When I was young, I wanted to change the world. Like most people, I thought that the right way to do this was through politics, or working for NGOs, or in the world of policy. Nowadays I tend to think you're doing well if you're able to make things better for your own family and local community at the most. But I also increasingly think that when we talk about 'changing the world' in common parlance - particularly when we're young - we unduly privilege politics. Of course, politics matters. But humans are spiritual beings. You can change the world by creating things that uplift people's souls and make them glad to be alive - that give them the opportunity to step outside of themselves, to reflect, to imagine that there is more to the world than just the mundanity of doing.

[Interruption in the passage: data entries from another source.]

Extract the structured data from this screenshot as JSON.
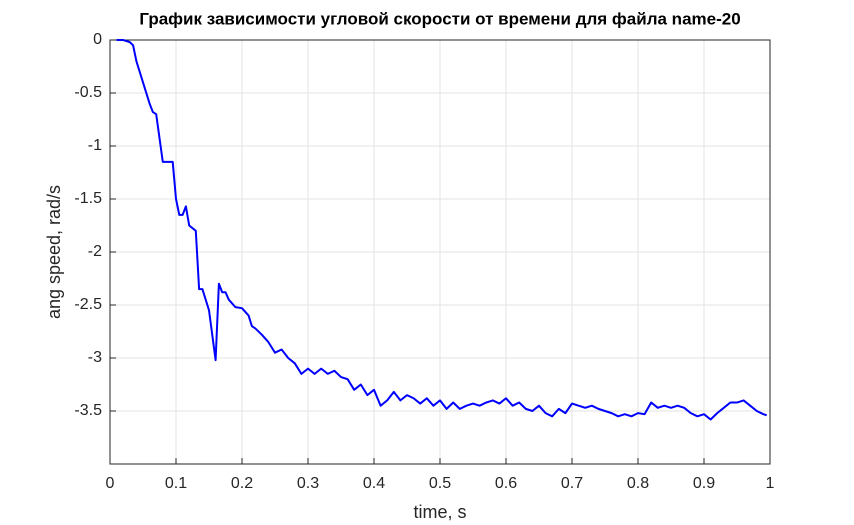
{
  "chart_data": {
    "type": "line",
    "title": "График зависимости угловой скорости от времени для файла name-20",
    "xlabel": "time, s",
    "ylabel": "ang speed, rad/s",
    "x": [
      0.01,
      0.02,
      0.03,
      0.035,
      0.04,
      0.05,
      0.06,
      0.065,
      0.07,
      0.08,
      0.09,
      0.095,
      0.1,
      0.105,
      0.11,
      0.115,
      0.12,
      0.13,
      0.135,
      0.14,
      0.15,
      0.16,
      0.165,
      0.17,
      0.175,
      0.18,
      0.19,
      0.2,
      0.21,
      0.215,
      0.22,
      0.23,
      0.24,
      0.25,
      0.26,
      0.27,
      0.28,
      0.29,
      0.3,
      0.31,
      0.32,
      0.33,
      0.34,
      0.35,
      0.36,
      0.37,
      0.38,
      0.39,
      0.4,
      0.41,
      0.42,
      0.43,
      0.44,
      0.45,
      0.46,
      0.47,
      0.48,
      0.49,
      0.5,
      0.51,
      0.52,
      0.53,
      0.54,
      0.55,
      0.56,
      0.57,
      0.58,
      0.59,
      0.6,
      0.61,
      0.62,
      0.63,
      0.64,
      0.65,
      0.66,
      0.67,
      0.68,
      0.69,
      0.7,
      0.71,
      0.72,
      0.73,
      0.74,
      0.75,
      0.76,
      0.77,
      0.78,
      0.79,
      0.8,
      0.81,
      0.82,
      0.83,
      0.84,
      0.85,
      0.86,
      0.87,
      0.88,
      0.89,
      0.9,
      0.91,
      0.92,
      0.93,
      0.94,
      0.95,
      0.96,
      0.97,
      0.98,
      0.99,
      0.995
    ],
    "series": [
      {
        "color": "#0000ff",
        "values": [
          0,
          0,
          -0.02,
          -0.05,
          -0.2,
          -0.4,
          -0.6,
          -0.68,
          -0.7,
          -1.15,
          -1.15,
          -1.15,
          -1.5,
          -1.65,
          -1.65,
          -1.57,
          -1.75,
          -1.8,
          -2.35,
          -2.35,
          -2.55,
          -3.02,
          -2.3,
          -2.38,
          -2.38,
          -2.45,
          -2.52,
          -2.53,
          -2.6,
          -2.7,
          -2.72,
          -2.78,
          -2.85,
          -2.95,
          -2.92,
          -3.0,
          -3.05,
          -3.15,
          -3.1,
          -3.15,
          -3.1,
          -3.15,
          -3.12,
          -3.18,
          -3.2,
          -3.3,
          -3.25,
          -3.35,
          -3.3,
          -3.45,
          -3.4,
          -3.32,
          -3.4,
          -3.35,
          -3.38,
          -3.43,
          -3.38,
          -3.45,
          -3.4,
          -3.48,
          -3.42,
          -3.48,
          -3.45,
          -3.43,
          -3.45,
          -3.42,
          -3.4,
          -3.43,
          -3.38,
          -3.45,
          -3.42,
          -3.48,
          -3.5,
          -3.45,
          -3.52,
          -3.55,
          -3.48,
          -3.52,
          -3.43,
          -3.45,
          -3.47,
          -3.45,
          -3.48,
          -3.5,
          -3.52,
          -3.55,
          -3.53,
          -3.55,
          -3.52,
          -3.53,
          -3.42,
          -3.47,
          -3.45,
          -3.47,
          -3.45,
          -3.47,
          -3.52,
          -3.55,
          -3.53,
          -3.58,
          -3.52,
          -3.47,
          -3.42,
          -3.42,
          -3.4,
          -3.45,
          -3.5,
          -3.53,
          -3.54
        ]
      }
    ],
    "xlim": [
      0,
      1
    ],
    "ylim": [
      -4,
      0
    ],
    "xticks": [
      0,
      0.1,
      0.2,
      0.3,
      0.4,
      0.5,
      0.6,
      0.7,
      0.8,
      0.9,
      1
    ],
    "yticks": [
      0,
      -0.5,
      -1,
      -1.5,
      -2,
      -2.5,
      -3,
      -3.5
    ],
    "grid": true
  }
}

I don't mean that this makes the world better in just some airy-fairy artistic sense, although uplifting people's souls and making them glad to be alive is intrinsically good in its own right. I mean it in a practical sense too: when people are uplifted from time to time, they live fuller, richer, more productive and interesting lives, and this cannot but contribute to a better society overall. We can't measure this quantitatively (like we can't measure most things that matter quantitatively) but you only have to think about the issue for a moment to realise that a society in which public morale is lifted by having access to inspiring and wonderful art and entertainment will be healthier, happier and more secure, as a consequence of being spiritually better off, than it would otherwise be.

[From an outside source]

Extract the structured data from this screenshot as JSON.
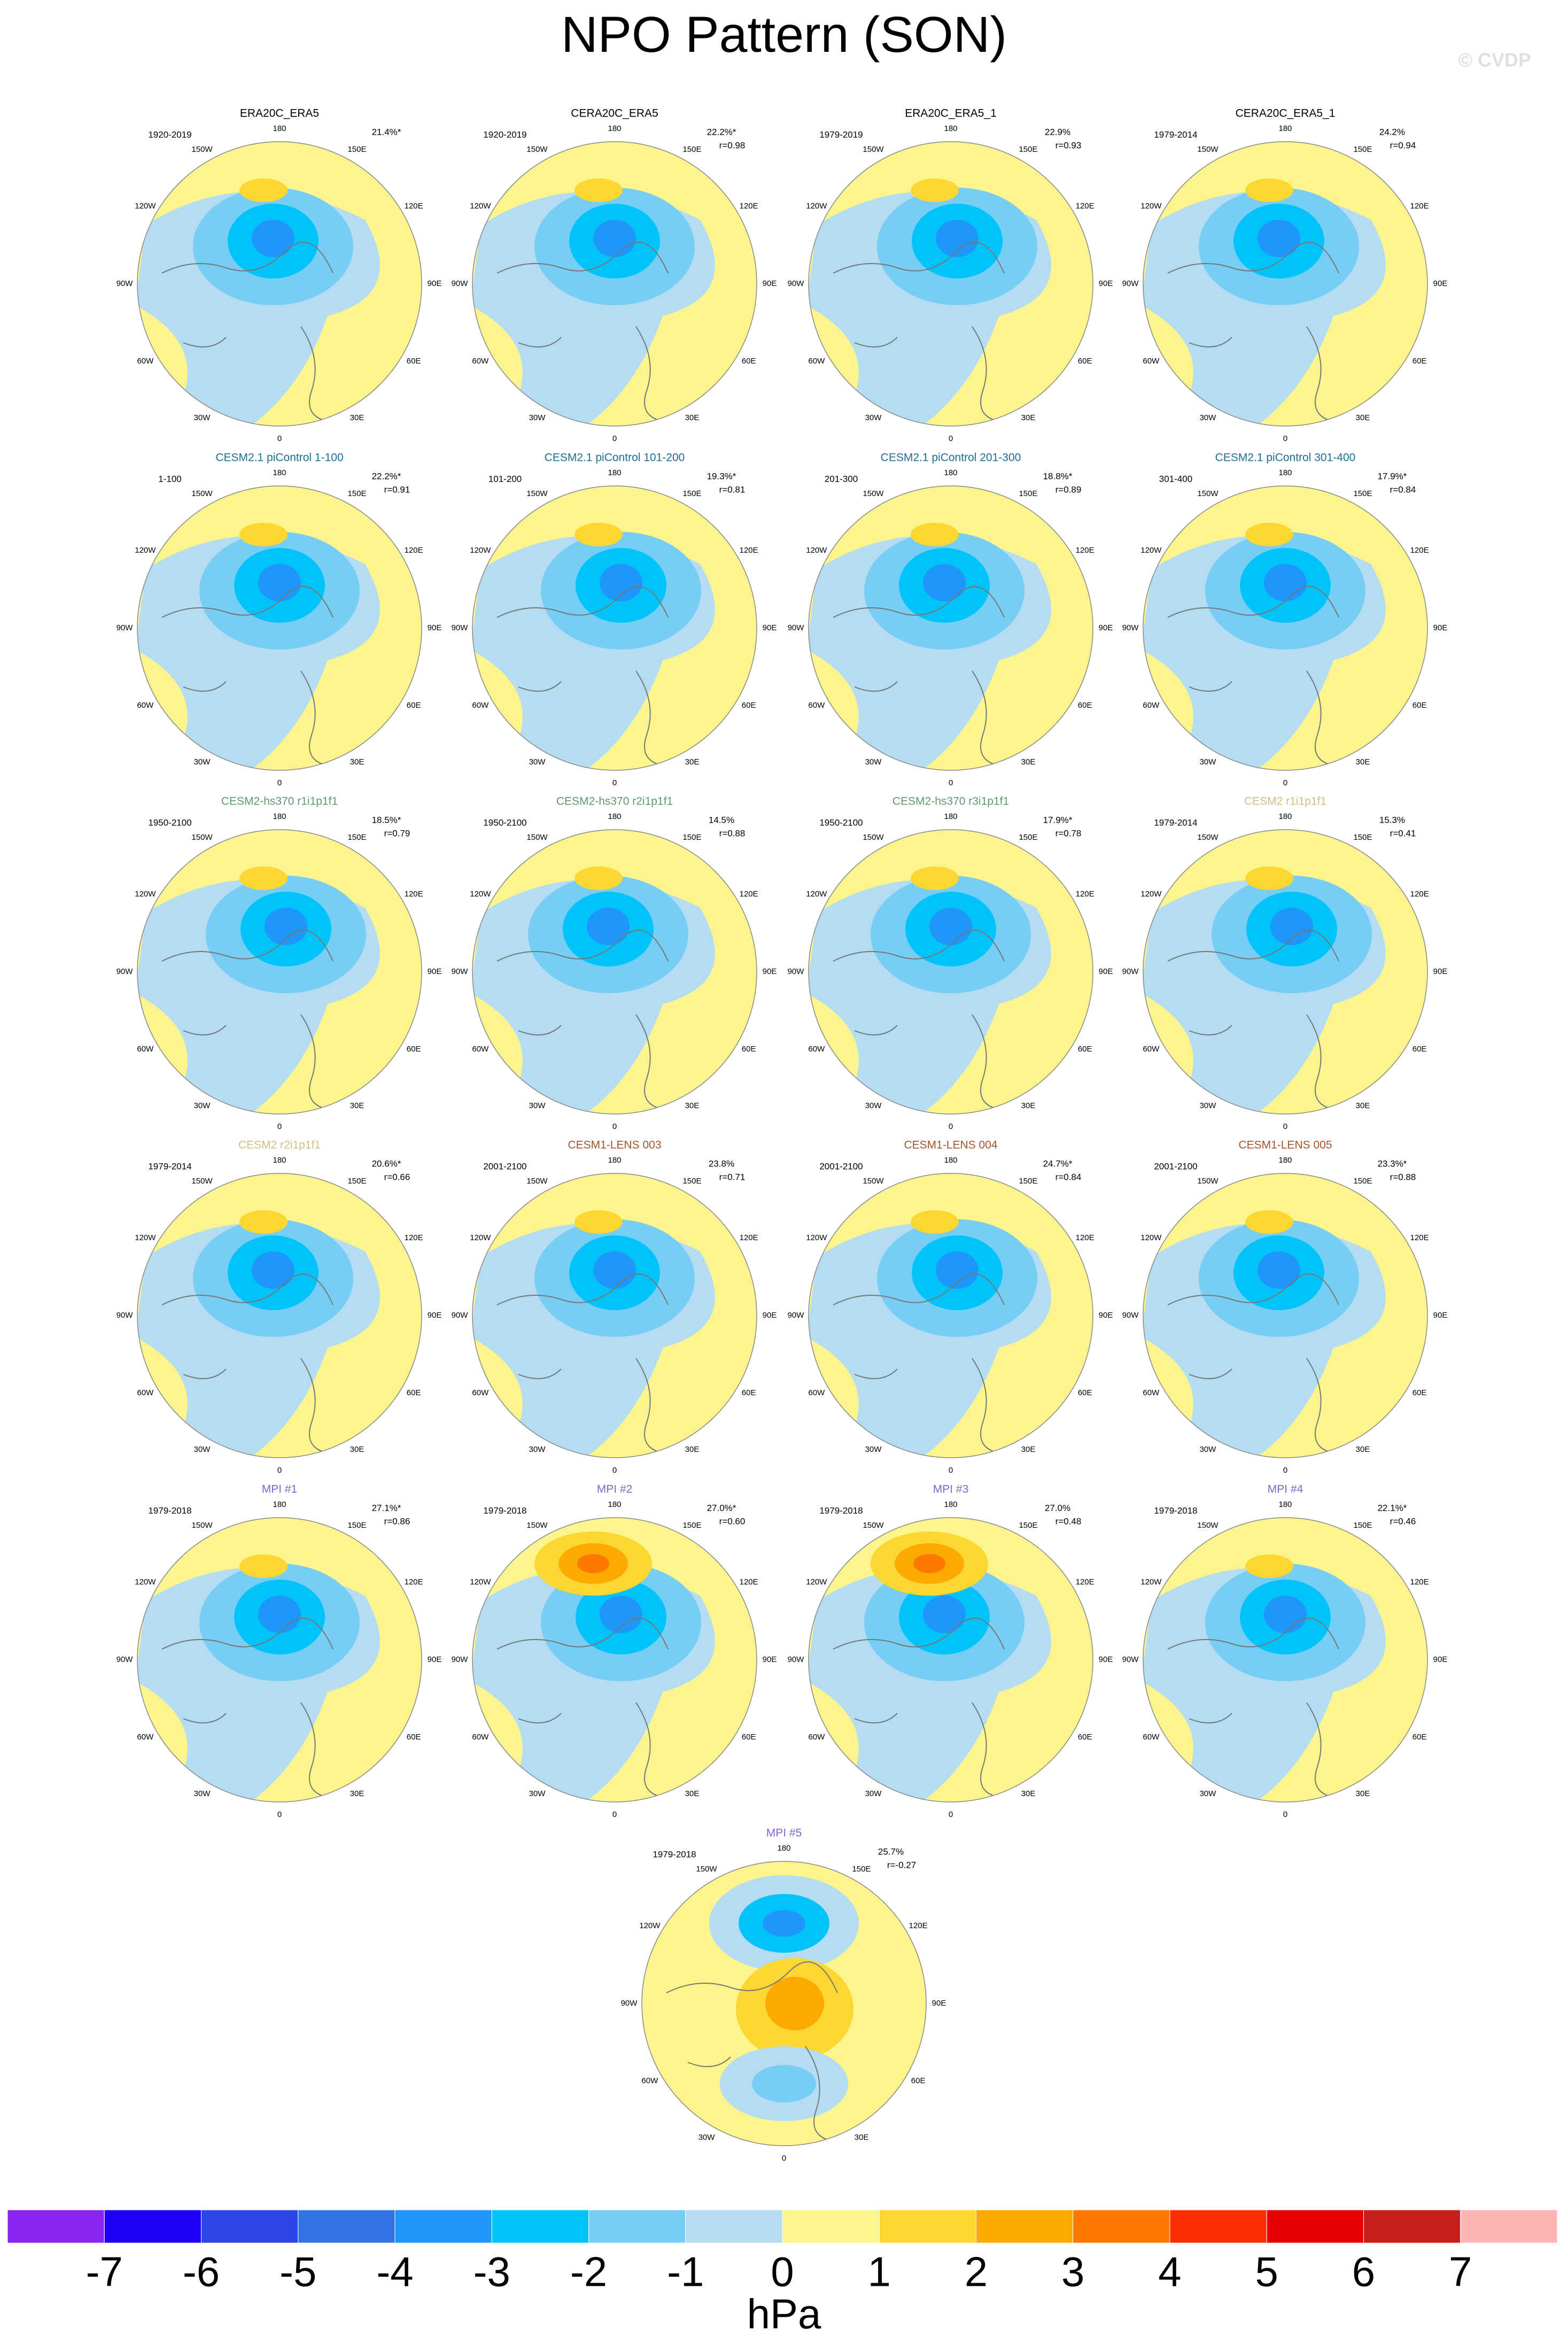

It sounds awfully pretentious and trite - as well as ludicrously precious about the value of one's mere hobby - to say that on these terms Gygax and Arneson changed the world considerably, just as did Dickens, Camus, Tolkien, Hemingway, Gaugin, whoever else you wish to name. No, mentioning them in the same breath as Gandhi or Martin Luther King or Lyndon Johnson or Margaret Thatcher would be silly. But the cumulative effect of their game diffused and spread among the millions of people around the world who have derived satisfaction from it and its progeny is not, in terms of the public benefit, nothing. It isn't just a game (although that in itself would still not, of course, be nothing).